[New Sample] Add Qwen Series Model Computational Graph #94

fangfangssj · 2025-08-05T11:07:00Z

PR Category

New Sample

Description

添加qwen系列的模型，提取时设置dynamic=False

抽取脚本

import torch
from transformers import AutoTokenizer, AutoModelForCausalLM, AutoConfig
from graph_net.torch.extractor import extract
import os
import subprocess
import shutil
import traceback
import torch
import time
import glob
import logging

def run_nlp_model_full_graph(model_name: str, device_str: str) -> None:
    device = torch.device(device_str)
    print(f"\nTesting NLP model: {model_name} on {device_str}")

    try:
        config = AutoConfig.from_pretrained(model_name, trust_remote_code=True)
        model = AutoModelForCausalLM.from_config(config, torch_dtype=torch.float16, trust_remote_code=True).to(device).eval()
        tokenizer = AutoTokenizer.from_pretrained(model_name, trust_remote_code=True)
        tokenizer.pad_token = tokenizer.eos_token

        text = "Hello, my name is Bob. I am learning about large language models and their architectures. "
        inputs = tokenizer(
            text,
            return_tensors="pt",
            padding=True,
            truncation=True,
            max_length=512,
        )
        input_data = {key: val.to(device) for key, val in inputs.items()}
        
        input_data['use_cache'] = False
        
        wrapped = extract(name=model_name,dynamic=False)(model).eval()
        with torch.no_grad():
            wrapped(**input_data)
        
        print(f"[OK] {model_name}: Full graph extracted.")
        return 1

    except Exception as e:
        print(f"[FAIL] {model_name}: extract error - {e}")
        return 0

# run_nlp_model_full_graph("Qwen/Qwen2.5-0.5B", "cuda:0" if torch.cuda.is_available() else "cpu")

logging.basicConfig(
    level=logging.INFO,
    format='%(asctime)s - %(levelname)s - %(message)s',
    handlers=[
        logging.FileHandler("model_processing.log"),
        logging.StreamHandler()
    ]
)
logger = logging.getLogger()

GRAPH_NET_EXTRACT_WORKSPACE = os.getenv("GRAPH_NET_EXTRACT_WORKSPACE", "./workspace")
SUCCESS_MODELS_DIR = os.getenv("SUCCESS_MODELS_DIR", "./validated_models")
TRANSFORMERS_CACHE = os.getenv("TRANSFORMERS_CACHE", os.path.expanduser("~/.cache/huggingface/hub"))

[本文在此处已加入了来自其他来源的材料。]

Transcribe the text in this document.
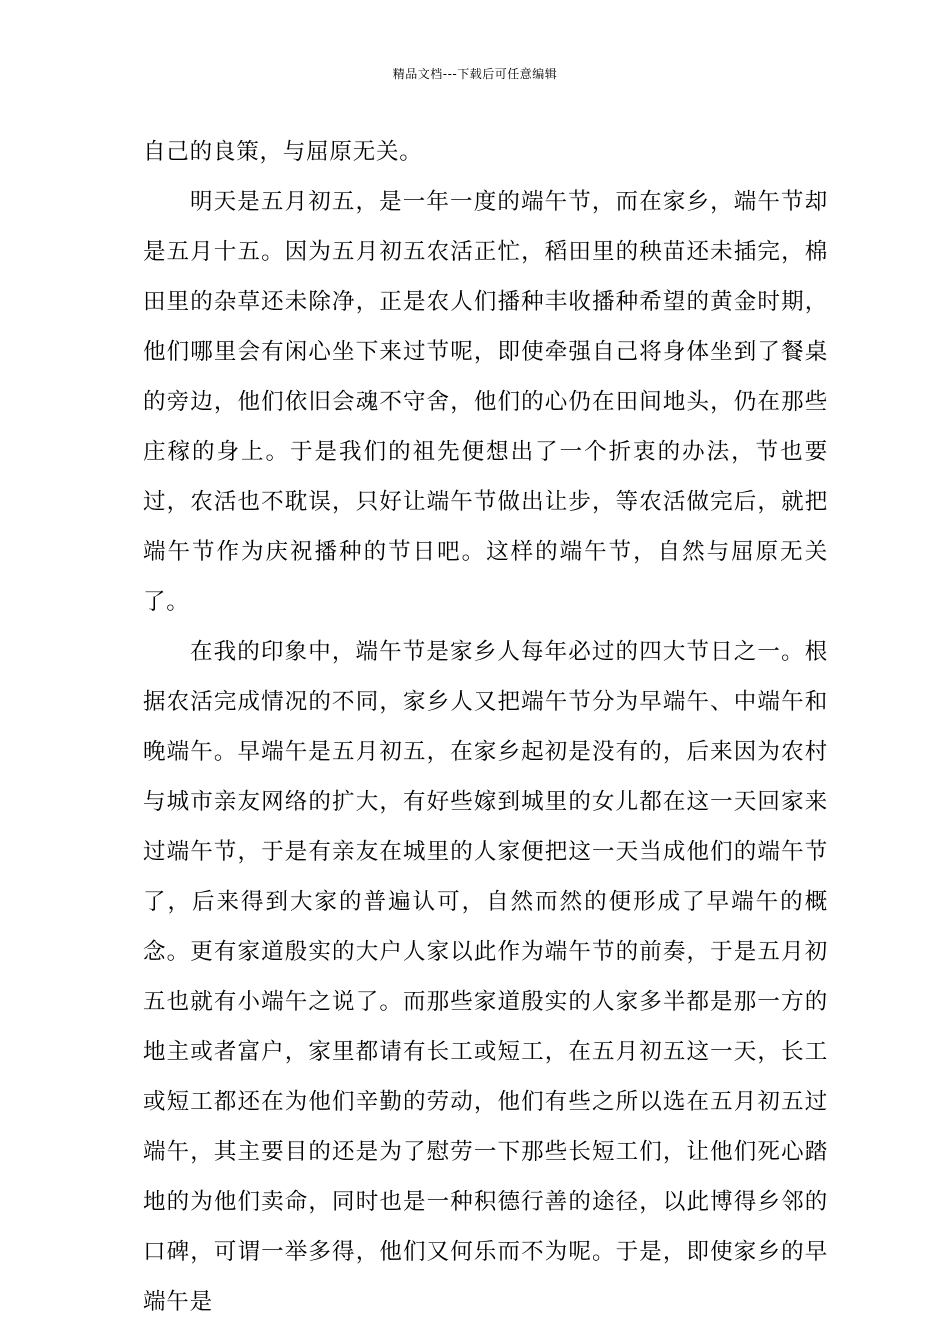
精品文档---下载后可任意编辑

自己的良策，与屈原无关。

明天是五月初五，是一年一度的端午节，而在家乡，端午节却是五月十五。因为五月初五农活正忙，稻田里的秧苗还未插完，棉田里的杂草还未除净，正是农人们播种丰收播种希望的黄金时期，他们哪里会有闲心坐下来过节呢，即使牵强自己将身体坐到了餐桌的旁边，他们依旧会魂不守舍，他们的心仍在田间地头，仍在那些庄稼的身上。于是我们的祖先便想出了一个折衷的办法，节也要过，农活也不耽误，只好让端午节做出让步，等农活做完后，就把端午节作为庆祝播种的节日吧。这样的端午节，自然与屈原无关了。

在我的印象中，端午节是家乡人每年必过的四大节日之一。根据农活完成情况的不同，家乡人又把端午节分为早端午、中端午和晚端午。早端午是五月初五，在家乡起初是没有的，后来因为农村与城市亲友网络的扩大，有好些嫁到城里的女儿都在这一天回家来过端午节，于是有亲友在城里的人家便把这一天当成他们的端午节了，后来得到大家的普遍认可，自然而然的便形成了早端午的概念。更有家道殷实的大户人家以此作为端午节的前奏，于是五月初五也就有小端午之说了。而那些家道殷实的人家多半都是那一方的地主或者富户，家里都请有长工或短工，在五月初五这一天，长工或短工都还在为他们辛勤的劳动，他们有些之所以选在五月初五过端午，其主要目的还是为了慰劳一下那些长短工们，让他们死心踏地的为他们卖命，同时也是一种积德行善的途径，以此博得乡邻的口碑，可谓一举多得，他们又何乐而不为呢。于是，即使家乡的早端午是
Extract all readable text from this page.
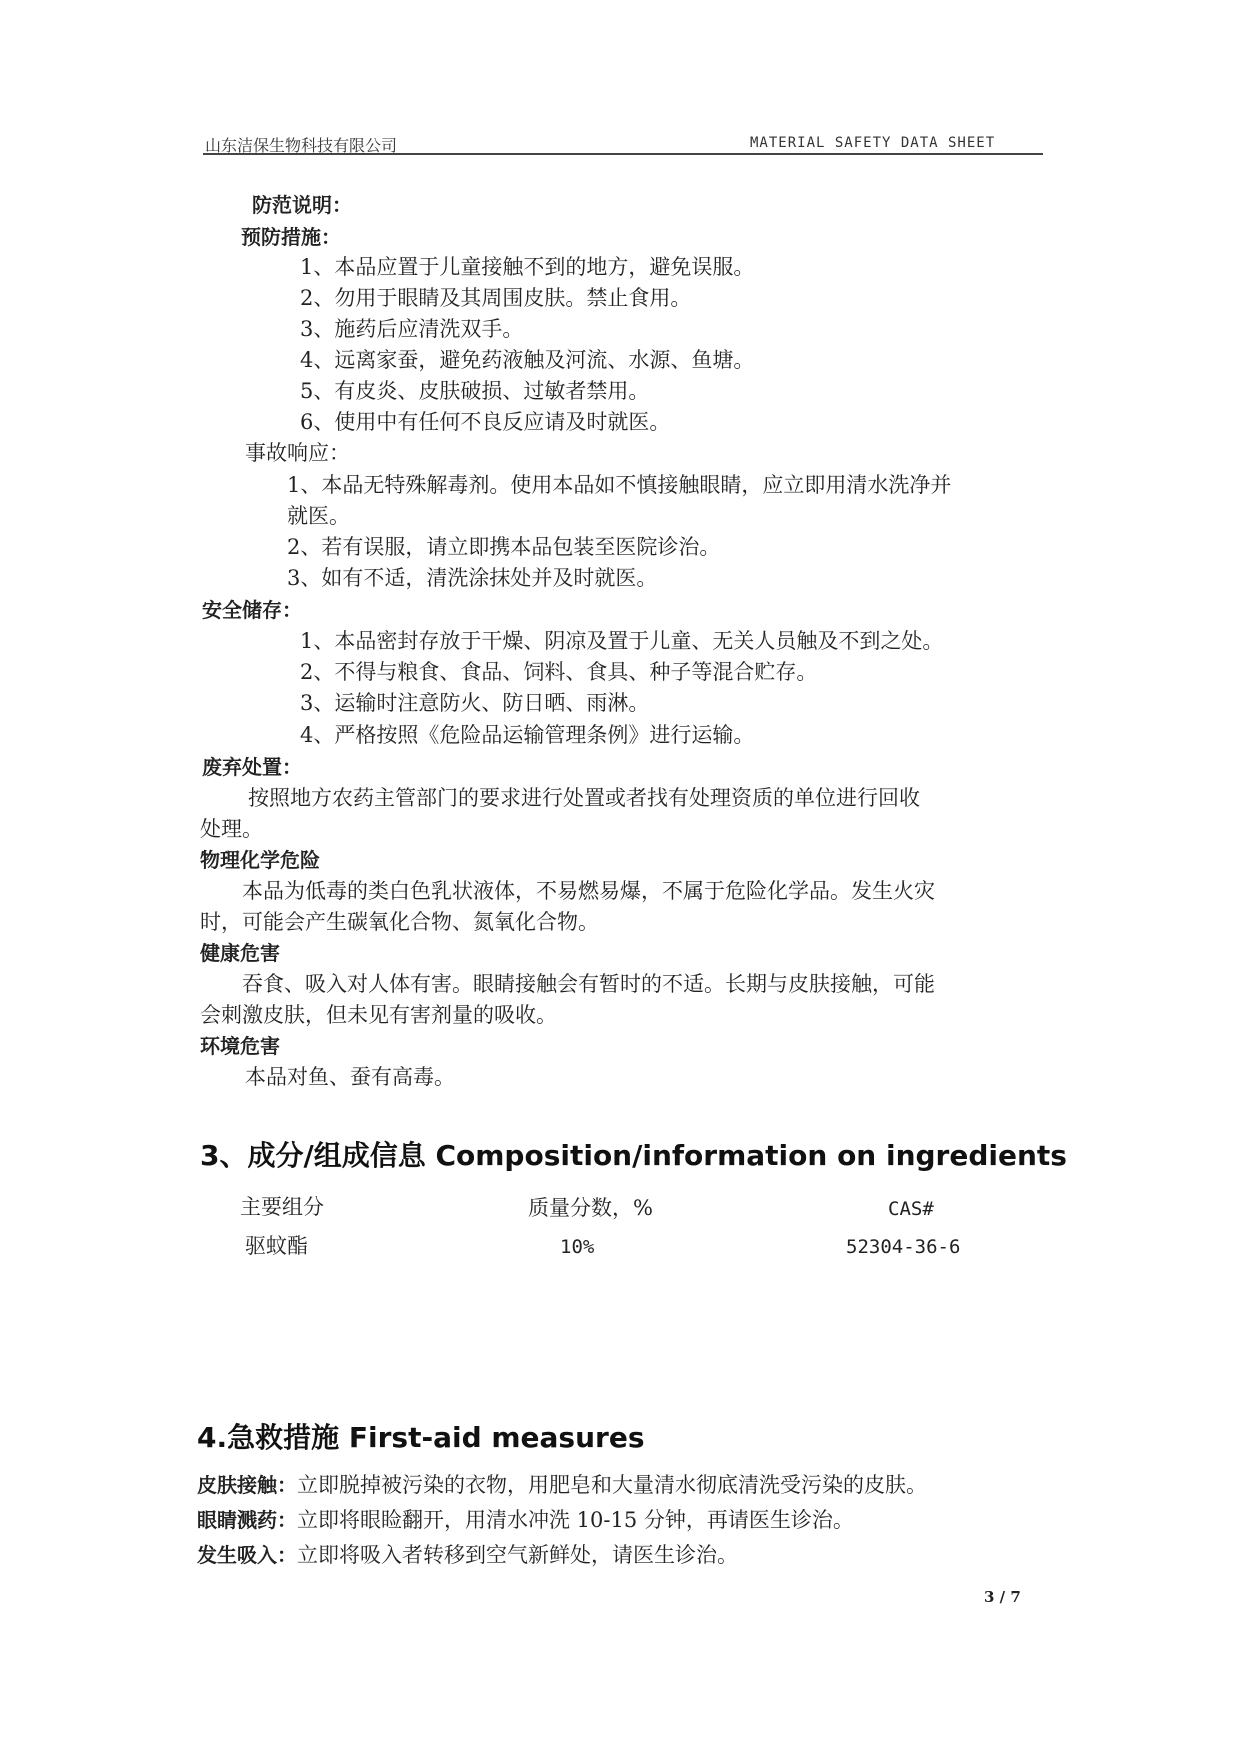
山东洁保生物科技有限公司	MATERIAL SAFETY DATA SHEET
防范说明：
预防措施：
1、本品应置于儿童接触不到的地方，避免误服。
2、勿用于眼睛及其周围皮肤。禁止食用。
3、施药后应清洗双手。
4、远离家蚕，避免药液触及河流、水源、鱼塘。
5、有皮炎、皮肤破损、过敏者禁用。
6、使用中有任何不良反应请及时就医。
事故响应：
1、本品无特殊解毒剂。使用本品如不慎接触眼睛，应立即用清水洗净并
就医。
2、若有误服，请立即携本品包装至医院诊治。
3、如有不适，清洗涂抹处并及时就医。
安全储存：
1、本品密封存放于干燥、阴凉及置于儿童、无关人员触及不到之处。
2、不得与粮食、食品、饲料、食具、种子等混合贮存。
3、运输时注意防火、防日晒、雨淋。
4、严格按照《危险品运输管理条例》进行运输。
废弃处置：
按照地方农药主管部门的要求进行处置或者找有处理资质的单位进行回收
处理。
物理化学危险
本品为低毒的类白色乳状液体，不易燃易爆，不属于危险化学品。发生火灾
时，可能会产生碳氧化合物、氮氧化合物。
健康危害
吞食、吸入对人体有害。眼睛接触会有暂时的不适。长期与皮肤接触，可能
会刺激皮肤，但未见有害剂量的吸收。
环境危害
本品对鱼、蚕有高毒。
3、成分/组成信息 Composition/information on ingredients
主要组分	质量分数，%	CAS#
驱蚊酯	10%	52304-36-6
4.急救措施 First-aid measures
皮肤接触：立即脱掉被污染的衣物，用肥皂和大量清水彻底清洗受污染的皮肤。
眼睛溅药：立即将眼睑翻开，用清水冲洗 10-15 分钟，再请医生诊治。
发生吸入：立即将吸入者转移到空气新鲜处，请医生诊治。
3 / 7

os.makedirs(SUCCESS_MODELS_DIR, exist_ok=True)
os.makedirs(GRAPH_NET_EXTRACT_WORKSPACE, exist_ok=True)

# 待测试的模型列表
MODEL_LIST = [
    "Qwen/Qwen2.5-0.5B",
    "Qwen/Qwen2.5-1.5B",
    "Qwen/Qwen2.5-3B",
    "Qwen/Qwen2.5-7B",
    "Qwen/Qwen2.5-14B",
    "Qwen/Qwen2.5-32B",
]

def clear_transformers_cache():
    """清理transformers缓存目录"""
    logger.info(f"Cleaning transformers cache: {TRANSFORMERS_CACHE}")
    
    if not os.path.exists(TRANSFORMERS_CACHE):
        logger.warning(f"Cache directory does not exist: {TRANSFORMERS_CACHE}")
        return
    
    # 删除缓存目录中的所有内容
    for item in os.listdir(TRANSFORMERS_CACHE):
        item_path = os.path.join(TRANSFORMERS_CACHE, item)
        try:
            if os.path.isfile(item_path) or os.path.islink(item_path):
                os.unlink(item_path)
            elif os.path.isdir(item_path):
                shutil.rmtree(item_path)
        except Exception as e:
            logger.error(f"Failed to delete {item_path}. Reason: {e}")
    
    logger.info("Transformers cache cleared successfully")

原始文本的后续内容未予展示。